[RFC PATCH] rtc: add rtc_systohc for ntp use
Gabriel Paubert
paubert at iram.es
Wed Nov 12 19:05:38 EST 2008
On Tue, Nov 11, 2008 at 12:58:59PM -0800, David Brownell wrote:
> On Tuesday 11 November 2008, David Woodhouse wrote:
> > I believe you were also concerned that some device wouldn't want the
> > behaviour given by the existing sync_cmos_clock() function and workqueue
> > stuff in kernel/ntp.c, where we update the clock precisely half-way
> > through the second?
>
> That's a problem, yes. I've never heard of any RTC that wants
> such delays ... except for the PC's "CMOS" RTC.
Indeed, they are the oddball, although very frequent. Could it be
made a constant (500msec on x86, 0 on all other architectures) ?
>
> There was some discussion about how to expose that knowledge to
> userspace too. The "hwclock" utility always imposes that delay,
> and it shouldn't (except when talking to a PC RTC).
>
> > We should probably rip that code out of ntp.c (or just disable it ifdef
> > CONFIG_RTC_CLASS), and provide our own version of notify_cmos_timer().
>
> My suggestion for in-kernel code is that "struct rtc_device" just
> grow a field like "unsigned settime_delay_msec" which would never
> be initialized except by rtc-cmos (which uses 500) ... and the NTP
> sync code would use that value.
Hmm, I believed that most internal interfaces are now using nanoseconds
for subsecond fields and values; 500000000 also fits in 32 bits and may
avoid some unnecessary arithmetic.
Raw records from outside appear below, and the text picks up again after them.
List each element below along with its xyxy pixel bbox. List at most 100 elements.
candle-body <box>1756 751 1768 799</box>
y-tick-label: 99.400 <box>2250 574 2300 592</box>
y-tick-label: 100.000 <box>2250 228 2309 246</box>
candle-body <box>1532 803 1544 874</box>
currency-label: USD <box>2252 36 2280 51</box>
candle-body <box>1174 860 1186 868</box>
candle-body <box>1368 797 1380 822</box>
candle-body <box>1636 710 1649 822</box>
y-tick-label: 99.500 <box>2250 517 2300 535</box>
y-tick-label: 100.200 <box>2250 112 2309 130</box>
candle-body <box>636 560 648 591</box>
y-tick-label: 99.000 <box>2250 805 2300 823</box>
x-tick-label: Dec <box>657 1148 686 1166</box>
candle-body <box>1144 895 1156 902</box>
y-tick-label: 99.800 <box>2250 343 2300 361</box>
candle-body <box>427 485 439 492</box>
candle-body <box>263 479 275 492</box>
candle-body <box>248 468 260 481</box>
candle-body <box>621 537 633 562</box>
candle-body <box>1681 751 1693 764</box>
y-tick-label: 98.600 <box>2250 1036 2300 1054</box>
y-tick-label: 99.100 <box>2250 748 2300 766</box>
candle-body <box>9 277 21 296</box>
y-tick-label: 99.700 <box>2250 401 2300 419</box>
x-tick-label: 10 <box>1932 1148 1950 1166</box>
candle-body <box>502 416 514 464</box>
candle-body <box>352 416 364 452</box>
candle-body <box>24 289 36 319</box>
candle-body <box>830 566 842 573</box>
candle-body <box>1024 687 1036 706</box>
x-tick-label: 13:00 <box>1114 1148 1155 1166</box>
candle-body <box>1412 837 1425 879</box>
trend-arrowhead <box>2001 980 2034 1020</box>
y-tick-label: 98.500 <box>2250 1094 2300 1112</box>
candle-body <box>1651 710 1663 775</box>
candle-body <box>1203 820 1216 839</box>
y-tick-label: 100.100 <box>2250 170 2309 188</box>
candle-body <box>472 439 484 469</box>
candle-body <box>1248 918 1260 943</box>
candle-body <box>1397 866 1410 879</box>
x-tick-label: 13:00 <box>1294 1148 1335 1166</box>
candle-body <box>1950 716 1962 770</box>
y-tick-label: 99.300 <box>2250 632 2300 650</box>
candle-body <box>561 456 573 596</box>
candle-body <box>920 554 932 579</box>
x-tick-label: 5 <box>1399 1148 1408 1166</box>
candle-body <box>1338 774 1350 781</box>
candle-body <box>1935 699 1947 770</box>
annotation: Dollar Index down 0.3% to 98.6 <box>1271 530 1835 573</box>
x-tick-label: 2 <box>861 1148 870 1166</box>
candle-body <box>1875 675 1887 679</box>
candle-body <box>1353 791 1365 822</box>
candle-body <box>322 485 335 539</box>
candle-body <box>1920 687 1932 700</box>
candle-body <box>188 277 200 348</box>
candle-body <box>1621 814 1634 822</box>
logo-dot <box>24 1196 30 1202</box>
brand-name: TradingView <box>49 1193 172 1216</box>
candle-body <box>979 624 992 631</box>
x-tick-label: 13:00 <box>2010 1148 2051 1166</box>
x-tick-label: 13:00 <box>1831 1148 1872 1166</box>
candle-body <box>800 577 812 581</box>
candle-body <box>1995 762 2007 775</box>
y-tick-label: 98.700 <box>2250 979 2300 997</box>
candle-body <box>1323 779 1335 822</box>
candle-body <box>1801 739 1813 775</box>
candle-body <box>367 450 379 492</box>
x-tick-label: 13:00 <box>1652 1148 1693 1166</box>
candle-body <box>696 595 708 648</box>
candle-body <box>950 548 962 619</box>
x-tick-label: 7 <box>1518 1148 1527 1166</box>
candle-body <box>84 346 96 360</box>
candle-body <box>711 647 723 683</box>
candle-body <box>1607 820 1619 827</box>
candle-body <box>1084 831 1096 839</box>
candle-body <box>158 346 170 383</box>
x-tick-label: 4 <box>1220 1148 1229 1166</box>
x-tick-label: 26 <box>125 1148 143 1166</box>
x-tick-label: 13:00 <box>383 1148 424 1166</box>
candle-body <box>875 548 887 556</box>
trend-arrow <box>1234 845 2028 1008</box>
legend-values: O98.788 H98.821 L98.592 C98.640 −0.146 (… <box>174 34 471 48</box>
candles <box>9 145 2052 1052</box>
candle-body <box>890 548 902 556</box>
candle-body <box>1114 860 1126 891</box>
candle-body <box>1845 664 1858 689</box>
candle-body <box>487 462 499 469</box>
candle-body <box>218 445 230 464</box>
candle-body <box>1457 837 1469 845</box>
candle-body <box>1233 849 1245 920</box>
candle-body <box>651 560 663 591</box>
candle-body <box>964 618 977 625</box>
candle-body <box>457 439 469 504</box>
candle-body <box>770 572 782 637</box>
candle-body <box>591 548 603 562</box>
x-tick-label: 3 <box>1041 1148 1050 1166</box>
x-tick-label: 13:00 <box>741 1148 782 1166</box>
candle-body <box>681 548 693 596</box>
It is obviously overkill with 32768Hz
crystals but consistency is nice.
>
> For out-of-kernel use, that value could be extracted with an ioctl(),
> and used similarly.
>
>
> > The workqueue stuff to trigger at half-past the second could be kept as
> > a library function which most RTC devices would use, but they'd have the
> > option to use their own instead.
>
> I thought the workqueue stuff was primarily there to make sure
> that RTC was always updated in task context -- so it can grab the
> relevant mutex -- and the half-second delay was legacy PC code ...
Please allow configs that only use RTC internally without exposing
the driver to userspace.
At least that's how I use the RTC, I have some messages on shutdown telling
me that the clock could not be accessed but I don't care since all these
machines have ntp and the RTC is completely useless for anything else than
setting the time quite precisely on reboot (on some of the boards I have,
the RTC interrupt is not even wired, so no alarm, no periodic interrupt).